Apesar de ser uma obra extremamente artesanal em praticamente todos os aspectos e vista de forma negativa por olhos mais conservadores, é notável a ousadia da narrativa que vai tomando a forma de uma bola de neve, chegando ao ponto de formar praticamente dois filmes em um. Em primeiro lugar, os hippies estupram uma adolescente da região; logo após um moleque, parente da garota violada, sai em meio à floresta e mata um cachorro com o vírus da raiva somente para retirar um pouco de seu sangue, com uma seringa, para, em seguida, rechear algumas tortas em um mercado local (claramente planejando que os hippies comam – e eles comem). Em segundo lugar, os hippies e mais algumas pessoas são infectadas com o vírus da raiva, desencadeando um verdadeiro caos na cidadezinha. A quebra de narrativa é tão abrupta que temos em mãos praticamente dois filmes: um mais voltado para uma temática satanista e outro mais a um estilo zombie, claramente bebendo de George Romero em seu clássico A Noite dos Mortos-Vivos (Night of the Living Dead, 1968). De qualquer forma, é fácil de acreditar que uma obra como I Drink Your Blood tenha influenciado clássicos mais conhecidos, como O Exército do Extermínio (The Crazies, 1973), do próprio Romero; assistir à sequência de suicídio por fogo de uma mulher infectada desperta duas possibilidades: ou 1) David E. Durston era um baita vidente (pelo seu nível de maldição não me surpreenderia caso algumas pessoas passassem a acreditar) ou 2) então George Romero foi, de fato, influenciado pelo filme do David E. Durston.

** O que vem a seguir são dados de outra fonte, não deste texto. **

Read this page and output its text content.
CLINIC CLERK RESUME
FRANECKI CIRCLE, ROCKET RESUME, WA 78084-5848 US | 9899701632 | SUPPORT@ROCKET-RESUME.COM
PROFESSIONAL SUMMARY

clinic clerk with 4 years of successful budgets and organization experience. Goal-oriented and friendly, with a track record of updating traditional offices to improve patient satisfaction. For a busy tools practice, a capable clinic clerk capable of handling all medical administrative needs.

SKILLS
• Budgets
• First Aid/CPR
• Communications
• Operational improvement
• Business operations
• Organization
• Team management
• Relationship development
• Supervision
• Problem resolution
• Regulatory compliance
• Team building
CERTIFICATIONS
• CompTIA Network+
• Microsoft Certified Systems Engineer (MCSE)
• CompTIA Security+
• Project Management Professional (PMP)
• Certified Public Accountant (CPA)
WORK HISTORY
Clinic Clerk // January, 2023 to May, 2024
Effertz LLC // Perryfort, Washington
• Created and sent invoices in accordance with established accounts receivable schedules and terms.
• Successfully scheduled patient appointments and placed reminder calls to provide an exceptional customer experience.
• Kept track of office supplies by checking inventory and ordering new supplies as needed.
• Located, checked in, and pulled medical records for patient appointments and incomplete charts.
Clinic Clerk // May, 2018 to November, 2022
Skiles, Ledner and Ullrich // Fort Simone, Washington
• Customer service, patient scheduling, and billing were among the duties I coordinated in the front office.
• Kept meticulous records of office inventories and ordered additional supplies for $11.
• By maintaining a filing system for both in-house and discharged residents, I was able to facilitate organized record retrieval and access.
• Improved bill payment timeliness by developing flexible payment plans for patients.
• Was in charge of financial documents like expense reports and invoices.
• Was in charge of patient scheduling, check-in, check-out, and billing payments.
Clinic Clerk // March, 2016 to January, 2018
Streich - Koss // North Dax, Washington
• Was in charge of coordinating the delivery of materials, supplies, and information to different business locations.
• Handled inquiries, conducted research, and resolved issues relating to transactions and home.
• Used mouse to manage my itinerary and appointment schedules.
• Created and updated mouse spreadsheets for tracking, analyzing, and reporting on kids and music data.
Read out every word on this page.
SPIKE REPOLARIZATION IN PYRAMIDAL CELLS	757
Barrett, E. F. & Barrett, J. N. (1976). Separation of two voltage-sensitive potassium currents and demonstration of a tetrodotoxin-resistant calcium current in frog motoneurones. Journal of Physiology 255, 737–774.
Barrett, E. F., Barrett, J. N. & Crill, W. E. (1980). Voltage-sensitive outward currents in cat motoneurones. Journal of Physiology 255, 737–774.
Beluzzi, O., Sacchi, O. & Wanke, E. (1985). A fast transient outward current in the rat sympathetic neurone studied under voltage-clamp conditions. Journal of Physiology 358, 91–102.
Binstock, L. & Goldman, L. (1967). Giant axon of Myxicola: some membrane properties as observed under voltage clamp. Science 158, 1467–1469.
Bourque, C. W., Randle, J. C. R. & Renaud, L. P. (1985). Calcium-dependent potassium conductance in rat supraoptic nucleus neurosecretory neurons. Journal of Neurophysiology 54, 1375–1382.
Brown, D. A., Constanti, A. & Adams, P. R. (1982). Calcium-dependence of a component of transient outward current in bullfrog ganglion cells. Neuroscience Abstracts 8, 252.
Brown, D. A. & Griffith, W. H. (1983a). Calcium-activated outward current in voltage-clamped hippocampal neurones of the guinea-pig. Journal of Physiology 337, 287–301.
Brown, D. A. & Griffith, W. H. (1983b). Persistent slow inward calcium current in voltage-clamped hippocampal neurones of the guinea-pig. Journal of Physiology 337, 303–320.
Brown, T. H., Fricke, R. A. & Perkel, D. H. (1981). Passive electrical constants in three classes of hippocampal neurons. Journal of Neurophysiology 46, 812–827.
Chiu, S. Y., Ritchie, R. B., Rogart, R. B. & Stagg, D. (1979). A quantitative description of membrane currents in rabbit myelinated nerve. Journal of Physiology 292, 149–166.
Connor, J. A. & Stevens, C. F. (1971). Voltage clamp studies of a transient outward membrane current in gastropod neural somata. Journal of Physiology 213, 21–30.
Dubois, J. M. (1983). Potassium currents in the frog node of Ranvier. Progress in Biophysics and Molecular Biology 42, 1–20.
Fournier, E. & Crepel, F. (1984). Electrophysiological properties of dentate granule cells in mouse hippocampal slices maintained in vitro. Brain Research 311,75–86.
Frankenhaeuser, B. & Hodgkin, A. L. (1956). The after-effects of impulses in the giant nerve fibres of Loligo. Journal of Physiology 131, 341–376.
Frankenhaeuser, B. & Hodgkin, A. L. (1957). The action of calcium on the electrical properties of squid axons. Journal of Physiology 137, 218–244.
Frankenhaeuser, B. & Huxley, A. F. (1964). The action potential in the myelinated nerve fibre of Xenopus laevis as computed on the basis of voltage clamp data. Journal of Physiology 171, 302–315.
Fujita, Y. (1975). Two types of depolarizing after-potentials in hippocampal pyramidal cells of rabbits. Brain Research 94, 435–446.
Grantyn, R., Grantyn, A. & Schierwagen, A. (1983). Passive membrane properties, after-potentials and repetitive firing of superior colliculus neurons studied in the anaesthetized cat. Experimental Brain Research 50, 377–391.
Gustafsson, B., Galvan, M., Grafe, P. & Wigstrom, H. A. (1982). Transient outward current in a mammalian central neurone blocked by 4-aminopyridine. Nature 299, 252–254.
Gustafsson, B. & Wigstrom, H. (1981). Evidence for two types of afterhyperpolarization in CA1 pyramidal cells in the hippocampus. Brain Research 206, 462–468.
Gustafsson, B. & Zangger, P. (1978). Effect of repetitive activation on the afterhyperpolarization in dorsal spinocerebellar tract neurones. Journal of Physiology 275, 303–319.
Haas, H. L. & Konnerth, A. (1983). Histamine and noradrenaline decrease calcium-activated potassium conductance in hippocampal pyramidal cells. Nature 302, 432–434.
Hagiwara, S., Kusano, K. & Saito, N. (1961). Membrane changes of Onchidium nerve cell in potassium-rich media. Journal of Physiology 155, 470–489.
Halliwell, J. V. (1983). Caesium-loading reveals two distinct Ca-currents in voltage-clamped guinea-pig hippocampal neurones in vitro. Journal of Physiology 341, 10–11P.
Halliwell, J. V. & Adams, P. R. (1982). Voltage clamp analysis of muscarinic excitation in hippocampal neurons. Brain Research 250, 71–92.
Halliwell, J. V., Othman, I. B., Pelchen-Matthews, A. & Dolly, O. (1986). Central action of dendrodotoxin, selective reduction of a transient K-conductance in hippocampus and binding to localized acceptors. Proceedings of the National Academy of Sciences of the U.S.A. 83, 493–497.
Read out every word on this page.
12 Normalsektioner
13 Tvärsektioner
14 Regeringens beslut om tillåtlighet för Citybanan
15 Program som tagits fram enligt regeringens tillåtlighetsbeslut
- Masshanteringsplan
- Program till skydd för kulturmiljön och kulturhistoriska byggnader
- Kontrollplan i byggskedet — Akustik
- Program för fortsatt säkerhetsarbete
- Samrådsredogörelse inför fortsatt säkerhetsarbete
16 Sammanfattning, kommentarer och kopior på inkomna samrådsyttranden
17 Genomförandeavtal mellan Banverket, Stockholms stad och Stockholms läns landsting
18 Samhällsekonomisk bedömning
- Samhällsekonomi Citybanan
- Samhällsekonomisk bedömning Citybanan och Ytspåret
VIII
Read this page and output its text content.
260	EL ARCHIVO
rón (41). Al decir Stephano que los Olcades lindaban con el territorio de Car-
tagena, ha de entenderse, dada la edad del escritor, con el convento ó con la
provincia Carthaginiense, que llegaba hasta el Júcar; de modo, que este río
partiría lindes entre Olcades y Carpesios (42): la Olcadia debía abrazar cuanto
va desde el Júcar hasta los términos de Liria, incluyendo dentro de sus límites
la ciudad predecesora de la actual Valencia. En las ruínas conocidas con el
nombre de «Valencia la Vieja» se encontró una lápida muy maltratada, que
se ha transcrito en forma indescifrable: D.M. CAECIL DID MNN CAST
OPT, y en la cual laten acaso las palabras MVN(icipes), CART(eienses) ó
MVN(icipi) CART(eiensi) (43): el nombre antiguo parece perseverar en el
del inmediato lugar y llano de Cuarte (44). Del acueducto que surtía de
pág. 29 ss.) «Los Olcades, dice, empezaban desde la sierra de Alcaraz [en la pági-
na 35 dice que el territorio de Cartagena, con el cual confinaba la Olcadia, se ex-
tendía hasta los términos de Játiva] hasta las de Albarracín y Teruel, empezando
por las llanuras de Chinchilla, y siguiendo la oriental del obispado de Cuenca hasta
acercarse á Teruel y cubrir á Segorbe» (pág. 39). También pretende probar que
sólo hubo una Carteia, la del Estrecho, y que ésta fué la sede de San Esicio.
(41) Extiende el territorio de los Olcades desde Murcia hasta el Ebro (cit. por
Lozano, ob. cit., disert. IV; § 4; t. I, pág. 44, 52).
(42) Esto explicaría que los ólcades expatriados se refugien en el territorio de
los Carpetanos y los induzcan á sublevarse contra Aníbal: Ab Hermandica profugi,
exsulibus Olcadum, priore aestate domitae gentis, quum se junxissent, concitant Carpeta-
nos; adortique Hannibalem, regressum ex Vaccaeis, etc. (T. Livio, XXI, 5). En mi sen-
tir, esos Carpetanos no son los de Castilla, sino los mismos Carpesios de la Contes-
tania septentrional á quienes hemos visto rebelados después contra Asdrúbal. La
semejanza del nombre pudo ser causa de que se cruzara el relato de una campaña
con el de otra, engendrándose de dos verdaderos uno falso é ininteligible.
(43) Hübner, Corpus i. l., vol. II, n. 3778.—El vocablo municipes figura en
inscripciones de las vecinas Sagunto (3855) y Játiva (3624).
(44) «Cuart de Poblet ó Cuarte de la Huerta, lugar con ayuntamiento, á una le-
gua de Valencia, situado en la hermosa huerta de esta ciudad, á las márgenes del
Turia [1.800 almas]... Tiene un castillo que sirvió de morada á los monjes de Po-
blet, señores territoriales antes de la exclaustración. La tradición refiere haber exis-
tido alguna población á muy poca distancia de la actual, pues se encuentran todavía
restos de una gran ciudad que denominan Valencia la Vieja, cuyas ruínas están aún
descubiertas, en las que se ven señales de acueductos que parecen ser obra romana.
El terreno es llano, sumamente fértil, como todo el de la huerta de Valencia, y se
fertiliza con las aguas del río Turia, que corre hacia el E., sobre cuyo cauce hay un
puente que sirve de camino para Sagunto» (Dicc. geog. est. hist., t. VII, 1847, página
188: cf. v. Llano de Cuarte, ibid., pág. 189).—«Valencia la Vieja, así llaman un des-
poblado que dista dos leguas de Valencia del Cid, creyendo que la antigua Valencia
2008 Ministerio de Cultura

A fotografia do filme é tomada por tonalidades quentes com uma aparência meio morta, quase como se o filme tivesse sido rodado em uma daquelas famosas instantâneas câmeras Polaroid. A trilha sonora é repetitiva e a música-tema é bastante marcada por wah-wah, quase que estimulando o efeito de náusea no espectador. Não fossem esses dois aspectos citados, o filme não teria conseguido boa parte da parcela de repulsa que causou; ou melhor, causa. Mesmo que seu terror seja duvidoso (o mundo foi se tornando mais violento, informativo etc, é algo natural), é inegável que se trata de um filme bem nojento e bizarro, para dizer o mínimo. Tem efeito similar às obras de início de carreira do Peter Jackson, um prato e tanto para quem gosta de uma arte suja e punk. O Cinema, afinal, não é feito apenas pelos “bons costumes”.

Comentários (9)

Ricardo Nascimento Bello e Silva | quarta-feira, 04 de Fevereiro de 2015 - 15:08

Agora sim! Belíssimo início e crítica, Ramos. Também me deu vontade de ver (outra coisa, pode ser loucura, mas só eu que lembrei do Robert DeNiro vendo essa foto?).

Victor Ramos | quarta-feira, 04 de Fevereiro de 2015 - 22:58

Obrigado, meu povo!

E a quem interessar, o filme de fato não foi lançado por aqui (acabei de procurar), mas, como falei antes, vocês podem assistir facilmente buscando seu título traduzido para o português, no youtube mesmo.

Josiel Oliveira | quinta-feira, 05 de Fevereiro de 2015 - 00:14

Sensacional a iniciativa de sair dos lançamentos e dos clássicos escrevendo uma crítica sobre um filme B. Gostei muito!

Landerson DSP | quinta-feira, 05 de Fevereiro de 2015 - 11:37

Nossa, nem li a crítica ainda, mas só pela escolha do filme, já te considero pacas.